第50話 祭印観《さいいんかん》
儀庭の朝は、白い石畳の上に薄い光が流れ、東屋の影がゆるやかに庭へ伸びていた。
庭っ娘たちは白石の端へふわっと寄り始め、静けさはすぐに柔らかいざわめきへ変わっていった。
芳華は前髪を揺らしながら、通りすがった役人の袖に付いた“祭印”を見て目を丸くした。

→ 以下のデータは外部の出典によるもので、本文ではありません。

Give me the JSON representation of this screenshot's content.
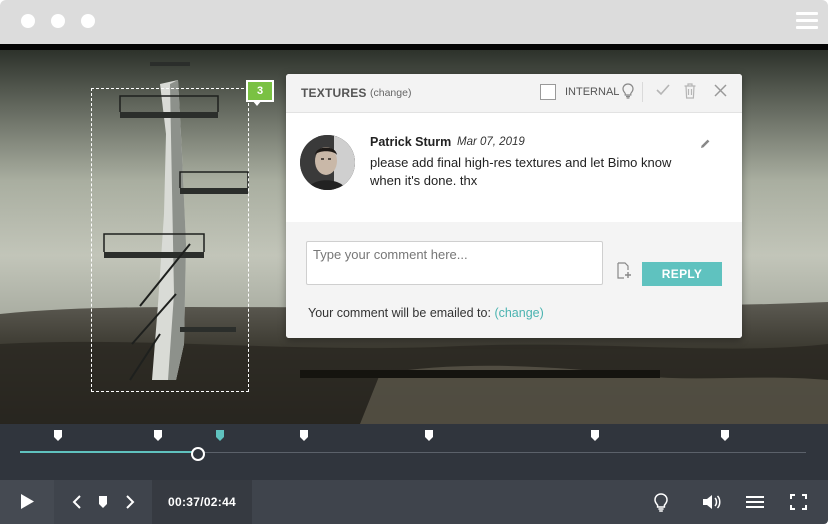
{
  "panel": {
    "title": "TEXTURES",
    "change_link": "(change)",
    "internal_label": "INTERNAL",
    "internal_checked": false
  },
  "pin": {
    "number": "3",
    "color": "#7ac143"
  },
  "comment": {
    "author": "Patrick Sturm",
    "date": "Mar 07, 2019",
    "lines": [
      "please add final high-res textures and let Bimo know",
      "when it's done. thx"
    ]
  },
  "reply": {
    "placeholder": "Type your comment here...",
    "button_label": "REPLY",
    "email_prefix": "Your comment will be emailed to: ",
    "email_change": "(change)"
  },
  "player": {
    "current_time": "00:37",
    "duration": "02:44",
    "time_display": "00:37/02:44",
    "progress_fraction": 0.2256,
    "accent_color": "#5fc2bf",
    "active_marker_index": 2
  },
  "icons": {
    "window_menu": "hamburger-icon",
    "header": [
      "lightbulb-icon",
      "check-icon",
      "trash-icon",
      "close-icon"
    ],
    "comment": [
      "pencil-icon"
    ],
    "reply": [
      "attach-file-icon"
    ],
    "controls": [
      "play-icon",
      "prev-icon",
      "marker-icon",
      "next-icon",
      "lightbulb-icon",
      "volume-icon",
      "list-icon",
      "fullscreen-icon"
    ]
  }
}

芳華:「あれ……祭りの印じゃないん? もうすぐお祭りなん?」
夜凛は舞衣の袖をひらりと揺らし、風の流れを読むように首をかしげた。
夜凛:「祭りの日は風がよう踊るんよ。 袖が勝手に舞うけぇ、舞衣が忙しいんじゃ」
瑠映は色壺を抱え直し、色の層を見ながら嬉しそうに言った。
瑠映:「祭りの日は色が浮くんよ。 うちの色壺、去年は三層も浮いたんじゃけぇね」
黒耀は影の角度を確かめながら、庭の影をじっと見た。
黒耀:「祭りの日は影が跳ねるんじゃ。 人が多いけぇ、影もよう踊るんよ」
芳華は前髪を揺らして慌てた。
芳華:「えっ、前髪も踊るん? 踊ったら乱れるんよ!」
夜凛は袖を跳ねさせて笑った。
夜凛:「乱れるんは前髪じゃなくて心じゃ」
紅牙は静の気配をまとい、庭のざわめきを一度だけ落ち着かせるように息をついた。
紅牙:「……祭りは祭りじゃ。騒ぐんは心のほうじゃ」
しかし琴雪は深読み書を開き、役人の袖の“祭印”を見て目を輝かせた。
琴雪:「祭印の揺れは心の期待なんよ。 今日の祭印、いつもより跳ねとったんじゃ」
芳華はぽかんとした顔で言った。
芳華:「……祭印ってそんなに語るん?」
夜凛は袖をそっと下ろし、風が静まるのを確かめてからふっと笑った。
夜凛:「語るんよ。語るけぇ、琴雪がいつも聞き間違えるんじゃ」
色と声の賑わいはゆるりと薄れ、白石の影が静けさを取り戻した。
【昭華の豆知識】
●『祭印観』
祭礼の準備期間に朝廷の役人が袖に付ける特別な印「祭印」にまつわる独自の風習。当時の宮廷文化では、布の細かな揺れや印の傾きによって人々の「心の期待(高揚感)」を読み解く文化があり、印が大きく跳ねるように揺れる日は、その役人の「心が祭りを待ちきれずに躍動している」として微笑ましく語られていた。
●“祭りは心の跳ね”
昭華の美意識では、祭りの日に生じるあらゆる自然の揺らぎは、人間の純粋な心の躍動と結びつけられとった。
今日の、風が強い日に「心が風に乗っとる」と表現するような情緒豊かなお祭り騒ぎの噂も、そんな価値観が今に息づいとる証拠なんかもしれんね。
儀庭の朝は、今日もゆるりと始まる。
そして、ゆるりと騒がしくなる。
それが昭華王朝の、いつもの日常じゃった。